Nélida Piñon

Editora Record - 2012

 

Lançado em agosto passado deste ano, este é o mais recente livro de Nélida Piñon. Sem a pretensão de ser uma autobiografia, o Livro das Horas não é também um volume de memórias convencionais, mas um conjunto de textos com lembranças de sua vida. A obra começa com as lembranças de sua infância, dos pais. Narra algumas de suas viagens, suas amizades, com destaque a sua amiga Clarice Lispector. Aborda temas que marcaram sua vida com grande sensibilidade e simplicidade na escrita.

 

"A sensação que tenho é de que vivi várias vidas", assegurou Nélida em uma entrevista publicada para promover o lançamento de sua nova obra.

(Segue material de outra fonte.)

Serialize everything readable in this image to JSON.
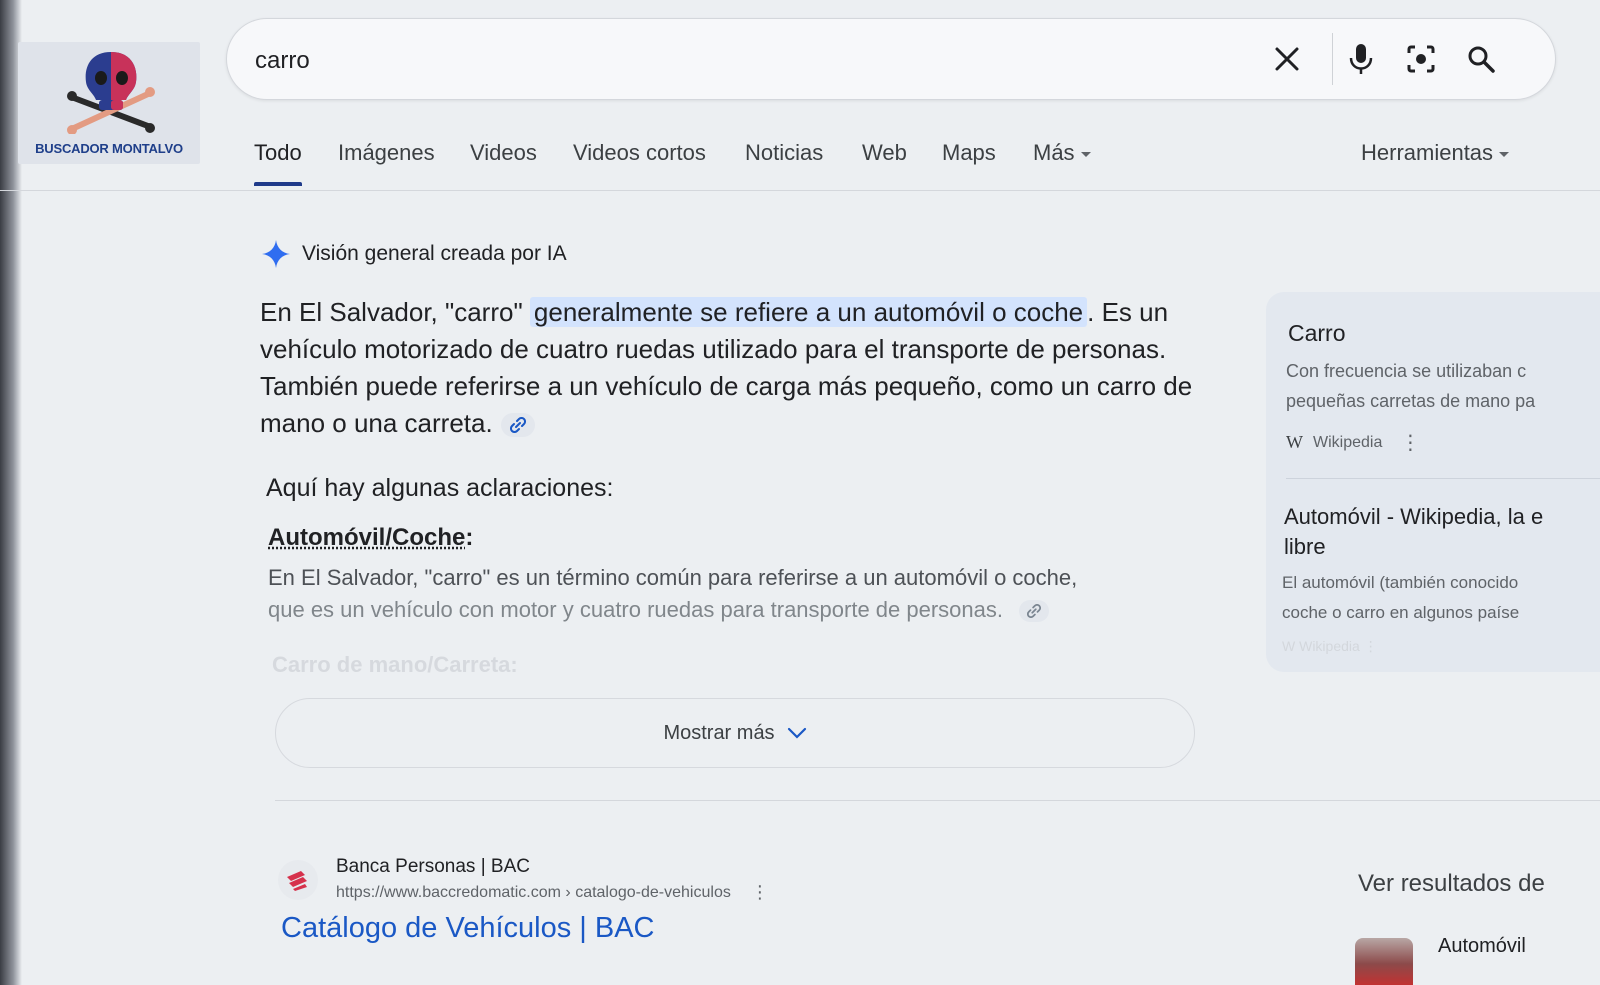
{
  "logo": {
    "text": "BUSCADOR MONTALVO"
  },
  "search": {
    "query": "carro"
  },
  "tabs": [
    {
      "label": "Todo"
    },
    {
      "label": "Imágenes"
    },
    {
      "label": "Videos"
    },
    {
      "label": "Videos cortos"
    },
    {
      "label": "Noticias"
    },
    {
      "label": "Web"
    },
    {
      "label": "Maps"
    },
    {
      "label": "Más"
    }
  ],
  "tools_label": "Herramientas",
  "ai_overview": {
    "heading": "Visión general creada por IA",
    "para_before": "En El Salvador, \"carro\" ",
    "para_highlight": "generalmente se refiere a un automóvil o coche",
    "para_after": ". Es un vehículo motorizado de cuatro ruedas utilizado para el transporte de personas. También puede referirse a un vehículo de carga más pequeño, como un carro de mano o una carreta.",
    "sub_heading": "Aquí hay algunas aclaraciones:",
    "item_title": "Automóvil/Coche",
    "item_title_suffix": ":",
    "item_text_1": "En El Salvador, \"carro\" es un término común para referirse a un automóvil o coche,",
    "item_text_2": "que es un vehículo con motor y cuatro ruedas para transporte de personas.",
    "faded_next": "Carro de mano/Carreta:",
    "show_more": "Mostrar más"
  },
  "sources": [
    {
      "title": "Carro",
      "line1": "Con frecuencia se utilizaban c",
      "line2": "pequeñas carretas de mano pa",
      "site": "Wikipedia"
    },
    {
      "title_line1": "Automóvil - Wikipedia, la e",
      "title_line2": "libre",
      "line1": "El automóvil (también conocido",
      "line2": "coche o carro en algunos paíse",
      "site": "Wikipedia"
    }
  ],
  "result": {
    "site_name": "Banca Personas | BAC",
    "url": "https://www.baccredomatic.com › catalogo-de-vehiculos",
    "title": "Catálogo de Vehículos | BAC"
  },
  "side_results": {
    "heading": "Ver resultados de",
    "item": "Automóvil"
  },
  "colors": {
    "accent_blue": "#1f3a8a",
    "link_blue": "#1a58c5",
    "highlight": "#d3e3fd"
  }
}
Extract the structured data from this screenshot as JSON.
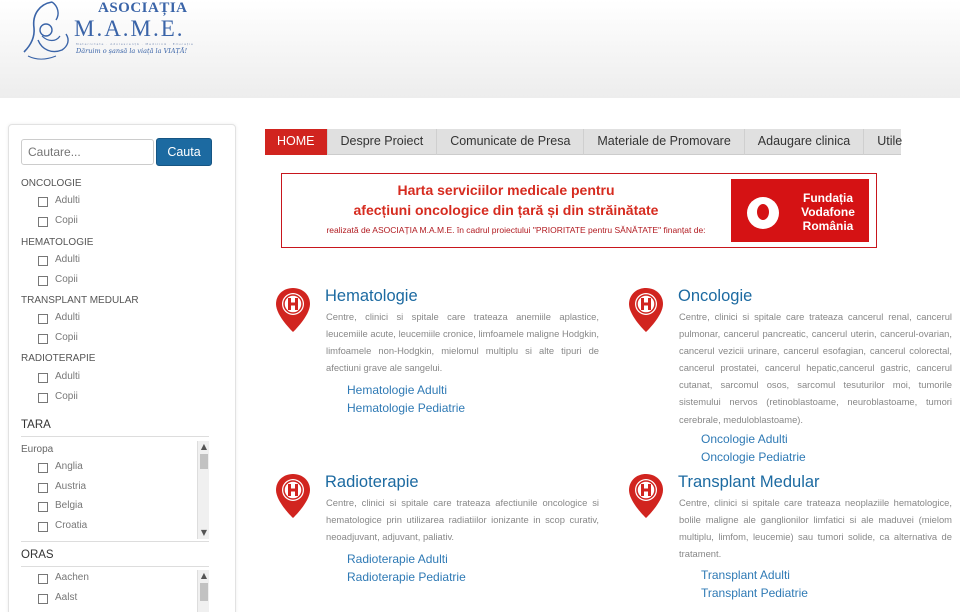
{
  "header": {
    "logo_title": "ASOCIAȚIA",
    "logo_name": "M.A.M.E.",
    "logo_subtitle": "Maternitate · Adolescență · Medicină · Educație",
    "logo_motto": "Dăruim o șansă la viață la VIAȚĂ!"
  },
  "sidebar": {
    "search": {
      "placeholder": "Cautare...",
      "button": "Cauta"
    },
    "categories": [
      {
        "title": "ONCOLOGIE",
        "options": [
          "Adulti",
          "Copii"
        ]
      },
      {
        "title": "HEMATOLOGIE",
        "options": [
          "Adulti",
          "Copii"
        ]
      },
      {
        "title": "TRANSPLANT MEDULAR",
        "options": [
          "Adulti",
          "Copii"
        ]
      },
      {
        "title": "RADIOTERAPIE",
        "options": [
          "Adulti",
          "Copii"
        ]
      }
    ],
    "tara": {
      "title": "TARA",
      "region": "Europa",
      "items": [
        "Anglia",
        "Austria",
        "Belgia",
        "Croatia"
      ]
    },
    "oras": {
      "title": "ORAS",
      "items": [
        "Aachen",
        "Aalst"
      ]
    }
  },
  "nav": {
    "items": [
      "HOME",
      "Despre Proiect",
      "Comunicate de Presa",
      "Materiale de Promovare",
      "Adaugare clinica",
      "Utile"
    ],
    "active": "HOME"
  },
  "banner": {
    "title_line1": "Harta serviciilor medicale pentru",
    "title_line2": "afecțiuni oncologice din țară și din străinătate",
    "subtitle": "realizată de ASOCIAȚIA M.A.M.E. în cadrul proiectului \"PRIORITATE pentru SĂNĂTATE\" finanțat de:",
    "sponsor_line1": "Fundația",
    "sponsor_line2": "Vodafone",
    "sponsor_line3": "România"
  },
  "services": [
    {
      "title": "Hematologie",
      "description": "Centre, clinici si spitale care trateaza anemiile aplastice, leucemiile acute, leucemiile cronice, limfoamele maligne Hodgkin, limfoamele non-Hodgkin, mielomul multiplu si alte tipuri de afectiuni grave ale sangelui.",
      "links": [
        "Hematologie Adulti",
        "Hematologie Pediatrie"
      ]
    },
    {
      "title": "Oncologie",
      "description": "Centre, clinici si spitale care trateaza cancerul renal, cancerul pulmonar, cancerul pancreatic, cancerul uterin, cancerul-ovarian, cancerul vezicii urinare, cancerul esofagian, cancerul colorectal, cancerul prostatei, cancerul hepatic,cancerul gastric, cancerul cutanat, sarcomul osos, sarcomul tesuturilor moi, tumorile sistemului nervos (retinoblastoame, neuroblastoame, tumori cerebrale, meduloblastoame).",
      "links": [
        "Oncologie Adulti",
        "Oncologie Pediatrie"
      ]
    },
    {
      "title": "Radioterapie",
      "description": "Centre, clinici si spitale care trateaza afectiunile oncologice si hematologice prin utilizarea radiatiilor ionizante in scop curativ, neoadjuvant, adjuvant, paliativ.",
      "links": [
        "Radioterapie Adulti",
        "Radioterapie Pediatrie"
      ]
    },
    {
      "title": "Transplant Medular",
      "description": "Centre, clinici si spitale care trateaza neoplaziile hematologice, bolile maligne ale ganglionilor limfatici si ale maduvei (mielom multiplu, limfom, leucemie) sau tumori solide, ca alternativa de tratament.",
      "links": [
        "Transplant Adulti",
        "Transplant Pediatrie"
      ]
    }
  ],
  "colors": {
    "accent_red": "#d1241f",
    "link_blue": "#1c6aa1",
    "nav_bg": "#e0e0e0"
  }
}
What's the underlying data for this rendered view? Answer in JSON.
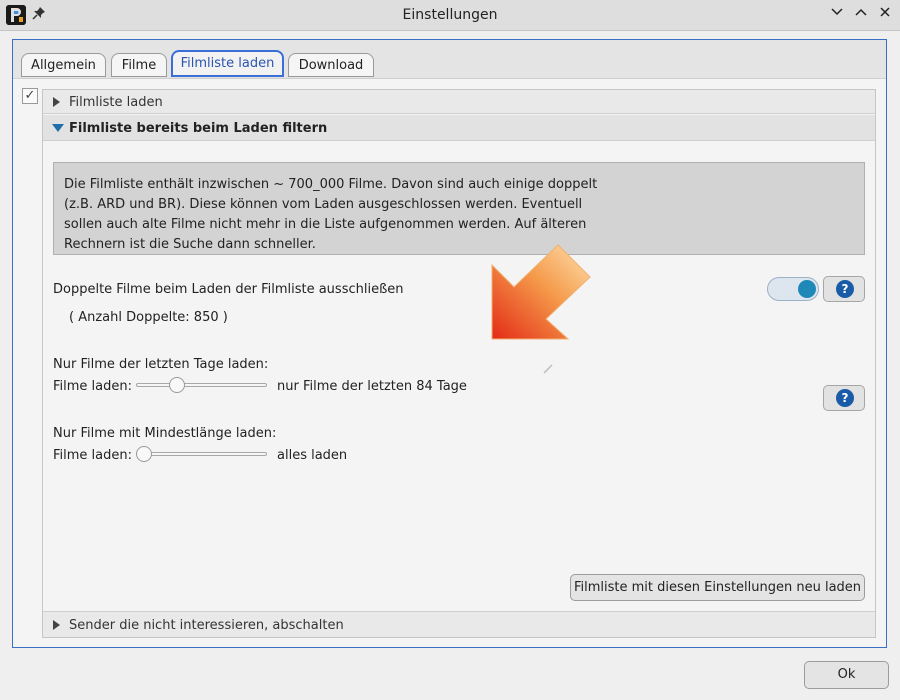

A escritora ainda acrescenta que o nome da obra faz referência aos livros de orações da Idade Média, que eram divididos em horas. Mas, segundo a própria escritora, trata-se de uma obra cujo gênero é difícil de se definir. "É uma confluência de gêneros. Tem uma visão poética da realidade, uma análise da sociedade com fatos, histórias, memórias pessoais e alheias... É uma espécie de viagem à realidade", afirmou Nélida na mesma entrevista.

 

O Livro das Horas é um livro que revela o grande amor de Nélida pela Palavra. Ela que foi a primeira mulher a assumir a Presidência da Academia Brasileira de Letras.

 

Abaixo um trecho da obra, uma memória de natal:

 

“A noite natalina emociona-me. Impõe-me uma ordem de grandeza que consolida rituais que encerram em si pungente mensagem. Agasalhada por seus símbolos, invade-me o sentimento nascido da maturidade que se confunde com a alegria.

 

Hoje, embora sejamos menos em torno da mesa enfeitada, o mistério que advém desta noite anuncia que, além de me ocupar dos vivos, relembro os que se foram. Falo das vezes em que, reunidos na casa da avó, vangloriávamos a vida, ríamos, éramos amorosos.

 

Não faz falta pronunciar-lhes os nomes em voz alta. Meus lábios os mencionam com unção. Eles edificaram quem sou. Dependi sempre dos afetos para desfrutar dos grãos de bem-aventurança. Mas quando alguém afasta, ou se despede, retiro discreta seu lugar à mesa, privo-o do vinho, das iguarias, dos pratos, talheres, copos. Sob guarda da brisa vinda da Lagoa, o bairro onde plantei âncora e lar, a memória deles perdura.

 

... Reajo a estas considerações, quero salvar-me. O coração meu lateja, goteja sangue, ri. Sobram-me forças para afugentar o que impede o bem-estar dos meus dias. Assim, esta noite é o presépio que aguarda a vida dos reis magos. Qual dos três, Baltazar, Belchior, Gaspar, se baterá por mim?

 

Levo as iguarias à mesa. O peru assado, galardoado de frutas, e aos fios de ovos. E, ao lado dos que me ensinaram a amar, celebrarei o estranho gosto de ser feliz.”

 

In: O Livro das Horas. Editora Recorda, 2012, pág.107 a 109.